SOLIDWORKS Composer (The Author)
This is where the documentation gets built. One seat per technical writer, training specialist, or publications engineer. This is the only product in the family that can author illustrations, animations, and interactive content from scratch.
SOLIDWORKS Composer Sync (The Automator)
A headless batch-rebuild engine. When your customer has hundreds of SKUs and the CAD changes every release cycle, Sync automatically re-imports the updated geometry and regenerates all outputs — overnight, as a scheduled job, or triggered by a PDM workflow. Sync does not replace Composer. It complements it. You need Composer to author the files first.
Best for OEMs, capital equipment manufacturers, and any company whose documentation volume makes manual updates painful.
SOLIDWORKS Composer Player Pro (The Consumer’s Upgrade)
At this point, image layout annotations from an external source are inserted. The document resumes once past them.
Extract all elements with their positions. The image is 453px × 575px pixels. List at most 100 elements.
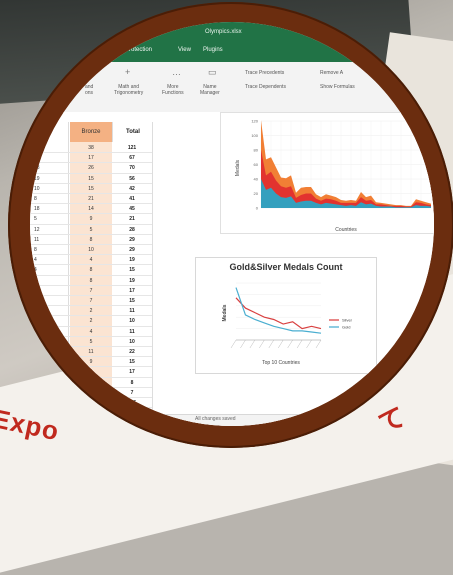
more-functions-icon[interactable]: … [172,67,181,77]
cell-bronze[interactable]: 9 [70,215,112,223]
cell-left[interactable]: 8 [34,144,64,152]
cell-total[interactable]: 10 [112,338,152,346]
row-gridline [30,193,152,194]
cell-bronze[interactable]: 14 [70,205,112,213]
cell-total[interactable]: 41 [112,195,152,203]
cell-bronze[interactable]: 4 [70,256,112,264]
row-gridline [30,172,152,174]
cell-total[interactable]: 15 [112,297,152,305]
cell-bronze[interactable]: 5 [70,226,112,234]
ribbon-more-functions-label[interactable]: More Functions [162,84,184,96]
x-tick-mark [249,339,256,349]
cell-total[interactable]: 11 [112,328,152,336]
row-gridline [30,315,152,317]
cell-bronze[interactable]: 15 [70,175,112,183]
cell-total[interactable]: 11 [112,307,152,315]
cell-left[interactable]: 4 [34,379,64,387]
cell-bronze[interactable]: 9 [70,358,112,366]
cell-bronze[interactable]: 8 [70,236,112,244]
menu-plugins[interactable]: Plugins [203,47,223,53]
cell-total[interactable]: 17 [112,287,152,295]
cell-total[interactable]: 22 [112,348,152,356]
cell-total[interactable]: 28 [112,226,152,234]
y-axis-label: Medals [222,304,228,321]
cell-left[interactable]: 7 [34,297,64,305]
math-icon[interactable]: + [125,67,130,77]
cell-left[interactable]: 4 [34,287,64,295]
cell-total[interactable]: 19 [112,277,152,285]
cell-left[interactable]: 3 [34,328,64,336]
cell-left[interactable]: 4 [34,277,64,285]
cell-bronze[interactable]: 26 [70,164,112,172]
cell-left[interactable]: 5 [34,215,64,223]
y-tick-label: 20 [254,191,259,196]
cell-left[interactable]: 19 [34,175,64,183]
cell-total[interactable]: 56 [112,175,152,183]
cell-left[interactable]: 4 [34,256,64,264]
cell-total[interactable]: 21 [112,215,152,223]
row-gridline [30,254,152,256]
cell-total[interactable]: 19 [112,256,152,264]
ribbon-math-label[interactable]: Math and Trigonometry [114,84,143,96]
cell-left[interactable]: 18 [34,164,64,172]
cell-bronze[interactable]: 4 [70,379,112,387]
cell-bronze[interactable]: 5 [70,338,112,346]
cell-total[interactable]: 10 [112,317,152,325]
cell-bronze[interactable]: 8 [70,277,112,285]
cell-left[interactable]: 5 [34,348,64,356]
total-header[interactable]: Total [112,122,153,142]
x-tick-mark [315,339,322,349]
cell-total[interactable]: 70 [112,164,152,172]
medals-area-chart[interactable]: 0 20 40 60 80 100 120 Medals Countries [220,112,434,234]
gold-silver-line-chart[interactable]: Gold&Silver Medals Count Medals Top 10 Co… [195,257,377,374]
row-gridline [30,346,152,347]
cell-bronze[interactable]: 15 [70,185,112,193]
cell-left[interactable]: 3 [34,368,64,376]
cell-total[interactable]: 121 [112,144,152,152]
cell-bronze[interactable]: 17 [70,154,112,162]
cell-total[interactable]: 45 [112,205,152,213]
show-formulas-button[interactable]: Show Formulas [320,84,355,90]
cell-left[interactable]: 2 [34,307,64,315]
cell-left[interactable]: 3 [34,317,64,325]
cell-left[interactable]: 3 [34,358,64,366]
remove-arrows-button[interactable]: Remove A [320,70,343,76]
cell-total[interactable]: 42 [112,185,152,193]
cell-left[interactable]: 13 [34,154,64,162]
cell-left[interactable]: 12 [34,226,64,234]
cell-total[interactable]: 8 [112,379,152,387]
cell-left[interactable]: 4 [34,266,64,274]
banner-right-text: て [373,400,411,439]
cell-left[interactable]: 11 [34,236,64,244]
cell-bronze[interactable]: 10 [70,246,112,254]
cell-total[interactable]: 17 [112,368,152,376]
cell-total[interactable]: 29 [112,236,152,244]
cell-bronze[interactable]: 7 [70,297,112,305]
menu-view[interactable]: View [178,47,191,53]
cell-left[interactable]: 18 [34,205,64,213]
cell-bronze[interactable]: 2 [70,317,112,325]
cell-left[interactable]: 8 [34,246,64,254]
row-gridline [30,223,152,225]
cell-total[interactable]: 29 [112,246,152,254]
cell-bronze[interactable]: 8 [70,266,112,274]
cell-bronze[interactable]: 11 [70,348,112,356]
cell-bronze[interactable]: 7 [70,287,112,295]
cell-bronze[interactable]: 8 [70,368,112,376]
menu-protection[interactable]: Protection [125,47,152,53]
cell-bronze[interactable]: 2 [70,307,112,315]
cell-total[interactable]: 15 [112,358,152,366]
cell-left[interactable]: 8 [34,195,64,203]
cell-bronze[interactable]: 21 [70,195,112,203]
bronze-header[interactable]: Bronze [70,122,112,142]
cell-bronze[interactable]: 38 [70,144,112,152]
ribbon-name-manager-label[interactable]: Name Manager [200,84,220,96]
cell-bronze[interactable]: 4 [70,328,112,336]
trace-precedents-button[interactable]: Trace Precedents [245,70,284,76]
cell-left[interactable]: 10 [34,185,64,193]
cell-left[interactable]: 1 [34,338,64,346]
cell-total[interactable]: 15 [112,266,152,274]
trace-dependents-button[interactable]: Trace Dependents [245,84,286,90]
name-manager-icon[interactable]: ▭ [208,67,217,78]
cell-total[interactable]: 67 [112,154,152,162]
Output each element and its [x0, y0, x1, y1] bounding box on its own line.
The free Composer Player lets anyone open an .smg file and play animations. Player Pro adds measurement tools, 2D output (print/export), markups, cross-sections, and BOM inspection. Buy this for the downstream team — service technicians who need to check clearances, training managers producing handouts, or sales engineers doing interactive walkthroughs.
Quick Decision Rules
- Creates the documentation → Composer
- Consumes it and needs to measure/print → Player Pro
- Consumes it and only needs to view → Free Composer Player (no cost)
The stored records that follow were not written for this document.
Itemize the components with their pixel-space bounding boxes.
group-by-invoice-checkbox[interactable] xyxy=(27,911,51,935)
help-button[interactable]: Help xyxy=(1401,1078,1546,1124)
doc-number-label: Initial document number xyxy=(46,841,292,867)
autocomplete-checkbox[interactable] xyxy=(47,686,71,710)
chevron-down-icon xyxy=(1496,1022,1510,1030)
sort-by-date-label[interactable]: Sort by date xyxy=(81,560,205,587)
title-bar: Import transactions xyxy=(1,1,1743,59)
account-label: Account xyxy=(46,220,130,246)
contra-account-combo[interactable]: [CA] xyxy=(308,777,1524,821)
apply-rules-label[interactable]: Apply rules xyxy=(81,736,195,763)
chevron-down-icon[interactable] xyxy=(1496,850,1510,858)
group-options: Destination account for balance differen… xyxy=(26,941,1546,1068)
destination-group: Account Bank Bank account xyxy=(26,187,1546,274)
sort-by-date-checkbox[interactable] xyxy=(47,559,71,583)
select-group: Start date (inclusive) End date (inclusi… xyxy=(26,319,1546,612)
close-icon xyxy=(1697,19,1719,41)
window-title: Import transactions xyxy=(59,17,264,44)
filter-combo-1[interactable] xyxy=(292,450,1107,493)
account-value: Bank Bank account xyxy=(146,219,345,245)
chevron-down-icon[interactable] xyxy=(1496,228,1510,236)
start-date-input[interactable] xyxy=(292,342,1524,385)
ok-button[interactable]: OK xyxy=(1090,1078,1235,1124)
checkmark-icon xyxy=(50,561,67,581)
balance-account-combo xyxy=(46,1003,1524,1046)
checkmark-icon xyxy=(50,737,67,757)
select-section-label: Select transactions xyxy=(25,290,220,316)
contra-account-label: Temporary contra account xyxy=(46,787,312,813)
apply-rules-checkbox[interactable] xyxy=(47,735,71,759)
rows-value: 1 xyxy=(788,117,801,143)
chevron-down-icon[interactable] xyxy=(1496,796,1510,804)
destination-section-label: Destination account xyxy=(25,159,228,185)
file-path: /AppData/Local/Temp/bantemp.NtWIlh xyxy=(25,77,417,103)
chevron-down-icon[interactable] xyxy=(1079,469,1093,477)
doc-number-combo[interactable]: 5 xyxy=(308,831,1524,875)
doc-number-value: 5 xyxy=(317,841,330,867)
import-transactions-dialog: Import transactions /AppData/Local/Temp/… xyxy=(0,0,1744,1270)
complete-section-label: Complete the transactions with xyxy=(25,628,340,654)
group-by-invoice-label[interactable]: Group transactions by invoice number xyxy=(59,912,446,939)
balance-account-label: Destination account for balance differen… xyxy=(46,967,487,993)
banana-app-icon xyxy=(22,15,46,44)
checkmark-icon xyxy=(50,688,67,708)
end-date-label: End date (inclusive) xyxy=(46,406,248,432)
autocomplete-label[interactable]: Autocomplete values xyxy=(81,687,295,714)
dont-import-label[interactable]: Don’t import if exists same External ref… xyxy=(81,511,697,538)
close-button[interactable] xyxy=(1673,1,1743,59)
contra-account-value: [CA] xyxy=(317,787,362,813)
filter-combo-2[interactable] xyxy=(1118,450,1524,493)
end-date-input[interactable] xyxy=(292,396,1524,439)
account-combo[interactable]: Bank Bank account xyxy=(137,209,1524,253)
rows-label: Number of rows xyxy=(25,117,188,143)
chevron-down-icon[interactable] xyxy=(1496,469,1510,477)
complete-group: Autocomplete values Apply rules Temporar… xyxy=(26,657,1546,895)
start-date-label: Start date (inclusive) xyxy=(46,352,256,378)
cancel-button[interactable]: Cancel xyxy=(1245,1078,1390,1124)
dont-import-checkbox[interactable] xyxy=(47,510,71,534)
- CAD changes often and illustrations must follow → Composer + Composer Sync
Real-World Use Cases
1. Capital Equipment & Industrial Machinery
Your customer ships a machine with a 200-page installation manual. Today they build it from CAD screenshots and InDesign. When a bolt pattern changes in revision B, someone has to hunt down 40 screenshots and re-take them. With Composer, you update the model once and all linked views regenerate. Installation manuals, spare-parts catalogs, and service procedures stay in sync automatically.
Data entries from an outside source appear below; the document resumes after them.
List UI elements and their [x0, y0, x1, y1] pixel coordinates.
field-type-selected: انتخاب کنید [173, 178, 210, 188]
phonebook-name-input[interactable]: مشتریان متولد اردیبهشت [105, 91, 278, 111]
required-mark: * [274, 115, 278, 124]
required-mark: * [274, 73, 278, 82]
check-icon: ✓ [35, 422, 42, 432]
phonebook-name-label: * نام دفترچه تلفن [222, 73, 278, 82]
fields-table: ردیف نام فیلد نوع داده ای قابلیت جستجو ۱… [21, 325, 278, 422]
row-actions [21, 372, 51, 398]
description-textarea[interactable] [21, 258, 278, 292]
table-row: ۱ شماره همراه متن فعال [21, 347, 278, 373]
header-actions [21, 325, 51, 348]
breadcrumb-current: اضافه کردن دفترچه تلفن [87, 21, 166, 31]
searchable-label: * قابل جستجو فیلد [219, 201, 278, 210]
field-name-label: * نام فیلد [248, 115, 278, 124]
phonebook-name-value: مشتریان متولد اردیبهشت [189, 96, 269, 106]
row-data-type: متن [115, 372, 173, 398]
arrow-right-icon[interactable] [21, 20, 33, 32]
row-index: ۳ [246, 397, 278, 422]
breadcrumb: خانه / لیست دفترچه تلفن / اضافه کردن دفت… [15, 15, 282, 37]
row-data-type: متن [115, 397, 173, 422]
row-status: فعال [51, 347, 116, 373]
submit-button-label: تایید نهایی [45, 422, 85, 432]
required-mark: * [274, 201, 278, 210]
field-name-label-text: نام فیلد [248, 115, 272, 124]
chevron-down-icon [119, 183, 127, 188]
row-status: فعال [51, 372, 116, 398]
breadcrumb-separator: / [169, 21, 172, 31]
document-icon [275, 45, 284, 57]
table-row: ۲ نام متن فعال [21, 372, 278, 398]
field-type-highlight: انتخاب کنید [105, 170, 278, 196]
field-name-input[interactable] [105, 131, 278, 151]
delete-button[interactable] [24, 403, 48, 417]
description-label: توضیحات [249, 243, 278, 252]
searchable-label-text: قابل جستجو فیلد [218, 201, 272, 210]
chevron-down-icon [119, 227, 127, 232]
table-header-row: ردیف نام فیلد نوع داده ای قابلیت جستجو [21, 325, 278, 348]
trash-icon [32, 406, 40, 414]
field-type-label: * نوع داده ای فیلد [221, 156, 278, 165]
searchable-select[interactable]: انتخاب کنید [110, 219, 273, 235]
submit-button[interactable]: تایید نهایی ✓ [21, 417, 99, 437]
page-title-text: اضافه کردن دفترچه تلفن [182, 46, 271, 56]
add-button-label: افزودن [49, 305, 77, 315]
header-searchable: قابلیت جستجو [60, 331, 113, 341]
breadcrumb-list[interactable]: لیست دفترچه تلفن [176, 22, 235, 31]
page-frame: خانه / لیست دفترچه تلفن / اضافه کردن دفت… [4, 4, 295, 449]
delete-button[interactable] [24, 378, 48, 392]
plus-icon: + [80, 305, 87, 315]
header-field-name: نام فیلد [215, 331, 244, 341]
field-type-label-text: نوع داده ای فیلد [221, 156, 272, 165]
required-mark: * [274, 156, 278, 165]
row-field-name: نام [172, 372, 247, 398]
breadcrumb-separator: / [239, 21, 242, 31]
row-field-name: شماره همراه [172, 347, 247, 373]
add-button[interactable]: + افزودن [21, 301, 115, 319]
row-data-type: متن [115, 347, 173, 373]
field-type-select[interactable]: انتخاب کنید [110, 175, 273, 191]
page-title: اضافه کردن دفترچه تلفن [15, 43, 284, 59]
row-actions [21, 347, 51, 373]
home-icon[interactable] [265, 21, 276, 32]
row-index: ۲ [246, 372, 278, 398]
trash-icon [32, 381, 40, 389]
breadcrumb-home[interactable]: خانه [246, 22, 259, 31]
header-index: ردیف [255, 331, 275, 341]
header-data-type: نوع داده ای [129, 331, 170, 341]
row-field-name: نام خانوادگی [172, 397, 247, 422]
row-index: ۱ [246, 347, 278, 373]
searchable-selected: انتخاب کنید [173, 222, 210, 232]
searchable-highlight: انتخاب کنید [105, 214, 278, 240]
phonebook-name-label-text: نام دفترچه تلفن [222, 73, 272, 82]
2. Automotive Aftermarket & Tier 1/2 Suppliers
Assembly instructions for sub-systems — wiring harnesses, brake assemblies, HVAC modules — need to be clear enough that a technician on the line can follow them in under 30 seconds. Composer’s step-by-step animation mode is purpose-built for this. Output to HTML5 and the instructions run on a tablet or phone on the shop floor.
3. Consumer Products
Furniture, fitness equipment, electronics — anything with a “some assembly required” label. An interactive 3D PDF or animated GIF embedded in a QR code on the box reduces support calls and returns. Composer can output to SVG, MP4, or interactive HTML in minutes.
4. Training & Sales
Sales engineers can send a 3D PDF or link to interactive HTML that lets a prospect explore the product themselves — explode it, rotate it, hide components. No CAD license needed on the recipient’s side. Training teams build competency models: “Step 1: Remove cover. Step 2: Locate the filter. Step 3: Rotate 90° counterclockwise.”
Who Should NOT Buy SOLIDWORKS Composer
- Teams that only need photorealistic renderings — That’s SOLIDWORKS Visualize. Composer is for technical/schematic illustration, not marketing renders.
- Single-product shops with stable designs — If you produce one manual a year and the design barely changes, the ROI on automation is thin. Stick with your current workflow.
- Companies without a dedicated publications person — Composer has a learning curve. It pays off when someone owns the documentation process. An engineer doing it “in their spare time” is better off with SOLIDWORKS drawings and native 2D exports.
Bottom Line
SOLIDWORKS Composer is the answer to the question: “Why are we still building service manuals from hand-drawn screenshots?”
If your customer produces assembly instructions, service manuals, training material, installation guides, or spare-parts catalogs — and their CAD models change more than once a year — Composer is a tool that pays for itself in the first major revision cycle.